Proof that Wall Street commands 0 force is evident in that politicians that truly and openly oppose it (Bernie Sanders, Dennis Kucinich, Ron Paul) get elected to the Federal government, no one forcibly squelches these politicians or scholars who agree with them, and mainstream media would gladly give them forum if this were profitable by virtue of accompanying advertisements making comparable revenue to Jersey Shore, Dancing With the Stars, and Monday Night Football - that is, if Americans were willing to give these ideas the time of day. No one needs to get beat up by police to beat Wall Street; all we need is for the costs of complacency to outweight the costs of turning off the mind-numbing garbage we refer to as "popular entertainment" in this country and actually getting involved in politics - giving attentional and financial support to non-mainstream politicians and media. If Americans are too comfortable despite the economic situation to even do THAT, why bother discussing the hypothetical burning of the headquarters of Goldman-Sachs? Even if some group of loons somehow pulls this off; they'd get arrested and tried for terrorism to thunderous applause, and the disastrous banking system would go on unscathed.

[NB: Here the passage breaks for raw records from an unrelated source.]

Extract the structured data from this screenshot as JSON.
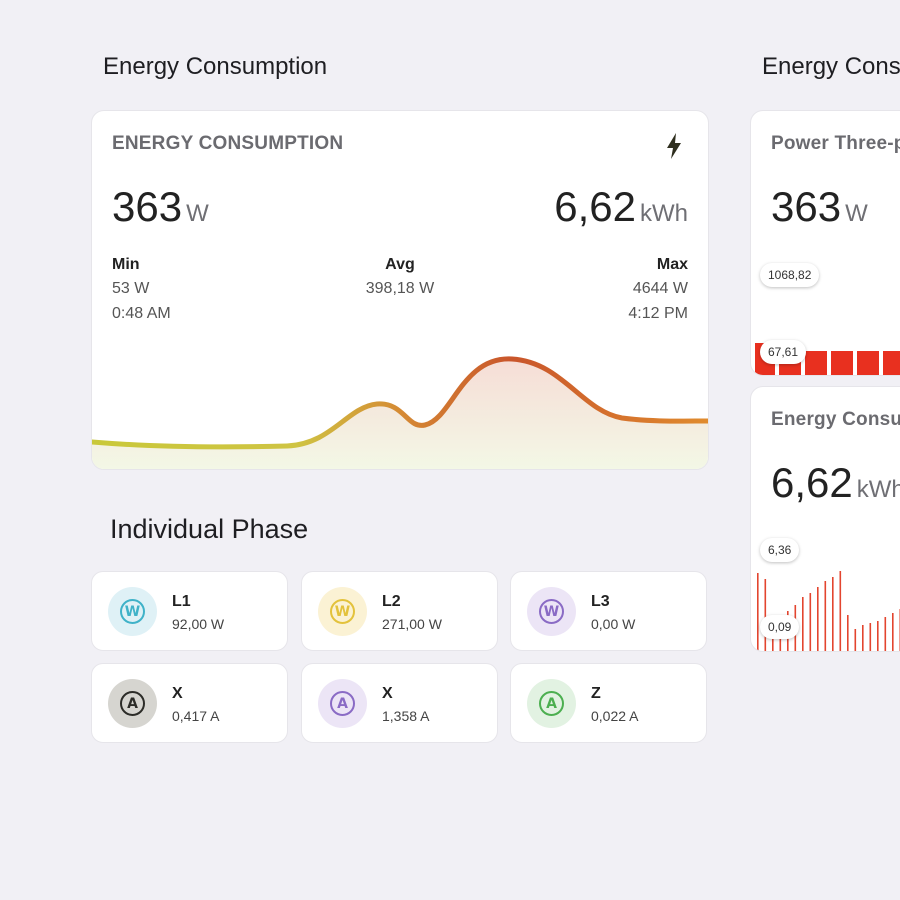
{
  "left": {
    "section_title": "Energy Consumption",
    "card": {
      "label": "ENERGY CONSUMPTION",
      "power_value": "363",
      "power_unit": "W",
      "energy_value": "6,62",
      "energy_unit": "kWh",
      "min_label": "Min",
      "min_value": "53 W",
      "min_time": "0:48 AM",
      "avg_label": "Avg",
      "avg_value": "398,18 W",
      "max_label": "Max",
      "max_value": "4644 W",
      "max_time": "4:12 PM",
      "icon": "lightning-bolt-icon"
    },
    "phase_title": "Individual Phase",
    "phases": [
      {
        "name": "L1",
        "value": "92,00 W",
        "glyph": "W",
        "icon": "watt-icon",
        "color": "#3fb2c8",
        "bg": "#dff1f6"
      },
      {
        "name": "L2",
        "value": "271,00 W",
        "glyph": "W",
        "icon": "watt-icon",
        "color": "#e3c23c",
        "bg": "#fbf2d4"
      },
      {
        "name": "L3",
        "value": "0,00 W",
        "glyph": "W",
        "icon": "watt-icon",
        "color": "#8a6bc5",
        "bg": "#ece5f6"
      },
      {
        "name": "X",
        "value": "0,417 A",
        "glyph": "A",
        "icon": "ampere-icon",
        "color": "#2c2c28",
        "bg": "#d6d5d0"
      },
      {
        "name": "X",
        "value": "1,358 A",
        "glyph": "A",
        "icon": "ampere-icon",
        "color": "#8a6bc5",
        "bg": "#ece5f6"
      },
      {
        "name": "Z",
        "value": "0,022 A",
        "glyph": "A",
        "icon": "ampere-icon",
        "color": "#4caf50",
        "bg": "#e2f2e2"
      }
    ]
  },
  "right": {
    "section_title": "Energy Cons",
    "card1": {
      "label": "Power Three-p",
      "value": "363",
      "unit": "W",
      "pill_top": "1068,82",
      "pill_bottom": "67,61"
    },
    "card2": {
      "label": "Energy Consu",
      "value": "6,62",
      "unit": "kWh",
      "pill_top": "6,36",
      "pill_bottom": "0,09"
    }
  }
}
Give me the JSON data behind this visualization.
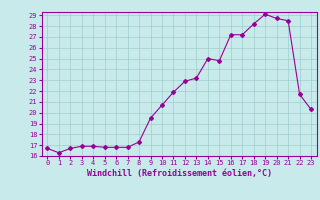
{
  "x": [
    0,
    1,
    2,
    3,
    4,
    5,
    6,
    7,
    8,
    9,
    10,
    11,
    12,
    13,
    14,
    15,
    16,
    17,
    18,
    19,
    20,
    21,
    22,
    23
  ],
  "y": [
    16.7,
    16.3,
    16.7,
    16.9,
    16.9,
    16.8,
    16.8,
    16.8,
    17.3,
    19.5,
    20.7,
    21.9,
    22.9,
    23.2,
    25.0,
    24.8,
    27.2,
    27.2,
    28.2,
    29.1,
    28.7,
    28.5,
    21.7,
    20.3
  ],
  "line_color": "#990099",
  "marker": "D",
  "marker_size": 2.0,
  "bg_color": "#c8eaea",
  "grid_color": "#a0cccc",
  "xlabel": "Windchill (Refroidissement éolien,°C)",
  "xlabel_color": "#990099",
  "tick_color": "#990099",
  "ylim": [
    16,
    29
  ],
  "yticks": [
    16,
    17,
    18,
    19,
    20,
    21,
    22,
    23,
    24,
    25,
    26,
    27,
    28,
    29
  ],
  "xticks": [
    0,
    1,
    2,
    3,
    4,
    5,
    6,
    7,
    8,
    9,
    10,
    11,
    12,
    13,
    14,
    15,
    16,
    17,
    18,
    19,
    20,
    21,
    22,
    23
  ],
  "xlim": [
    -0.5,
    23.5
  ],
  "spine_color": "#990099",
  "axis_bg": "#c8eaea",
  "xlabel_fontsize": 6.0,
  "tick_fontsize": 5.0
}
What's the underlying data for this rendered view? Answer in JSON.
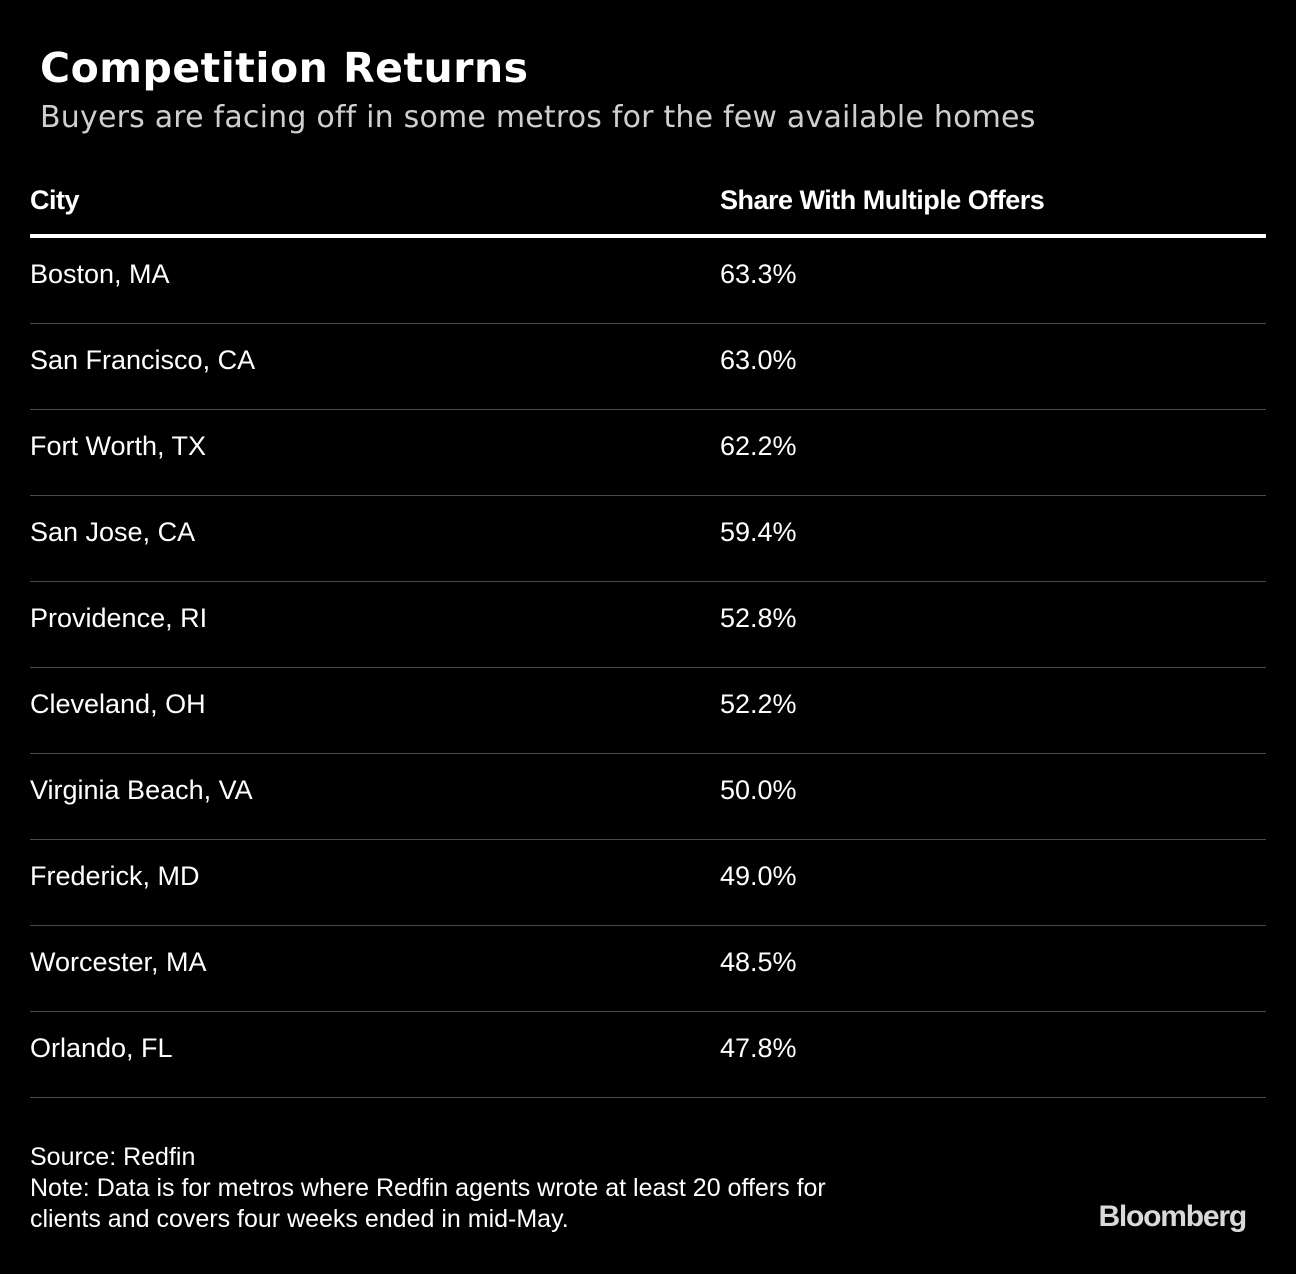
{
  "title": "Competition Returns",
  "subtitle": "Buyers are facing off in some metros for the few available homes",
  "chart_data": {
    "type": "table",
    "columns": [
      "City",
      "Share With Multiple Offers"
    ],
    "rows": [
      [
        "Boston, MA",
        "63.3%"
      ],
      [
        "San Francisco, CA",
        "63.0%"
      ],
      [
        "Fort Worth, TX",
        "62.2%"
      ],
      [
        "San Jose, CA",
        "59.4%"
      ],
      [
        "Providence, RI",
        "52.8%"
      ],
      [
        "Cleveland, OH",
        "52.2%"
      ],
      [
        "Virginia Beach, VA",
        "50.0%"
      ],
      [
        "Frederick, MD",
        "49.0%"
      ],
      [
        "Worcester, MA",
        "48.5%"
      ],
      [
        "Orlando, FL",
        "47.8%"
      ]
    ]
  },
  "footer": {
    "source": "Source: Redfin",
    "note_line1": "Note: Data is for metros where Redfin agents wrote at least 20 offers for",
    "note_line2": "clients and covers four weeks ended in mid-May."
  },
  "logo": "Bloomberg",
  "colors": {
    "background": "#000000",
    "text": "#ffffff",
    "subtitle": "#cfcfcf",
    "divider": "#4a4a4a"
  }
}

The Good News: You Don't Have To Be A Martyr To Win In the US

So, these protests are a waste of time and energy and don't deserve to be taken seriously, right? Well, no, not entirely. I merely present the arguments above to point out that many of the protesters and their fervent supporters are misled, make extremely far-fetched comparisons, and are unaware of what they are likely to accomplish as well as their limitations.

To some extent, the rise of both the right and left fringes in government in recent years in response to the economic situation has represented the very surge in political awareness necessary for ousting Wall Street that I discussed above. These fringes don't agree on much, but they have a clearly defined common objective of derailing economic policy that protects predatory special interests - first and foremost, Wall Street. These protests are merely another manifestation of this surge in awareness - with the participants at least publically acknowledging that Wall Street and its relationship with DC are at the heart of the economic problems we face. Their usefulness lies in their serving as a rallying point - making others aware of the conflict and hopefully motivating them to become less complacent and more active and educated, and hopefully motivated to elect anti-Wall Street politicians of different brands. What isn't going to happen is the fantasy leftist revolution proposed by the more radical of the small band of hippies dancing around Lower Manhattan. These protests deserve to be viewed as a small step in a much larger and more diverse re-alignment than even the diaspora they embody within themselves; particularly, the beginnings of the popular manifestations of a splitting left that I have predicted for over a year now, much like the original Tea Party rallies in 2008-9 were the popular manifestations of the splitting right.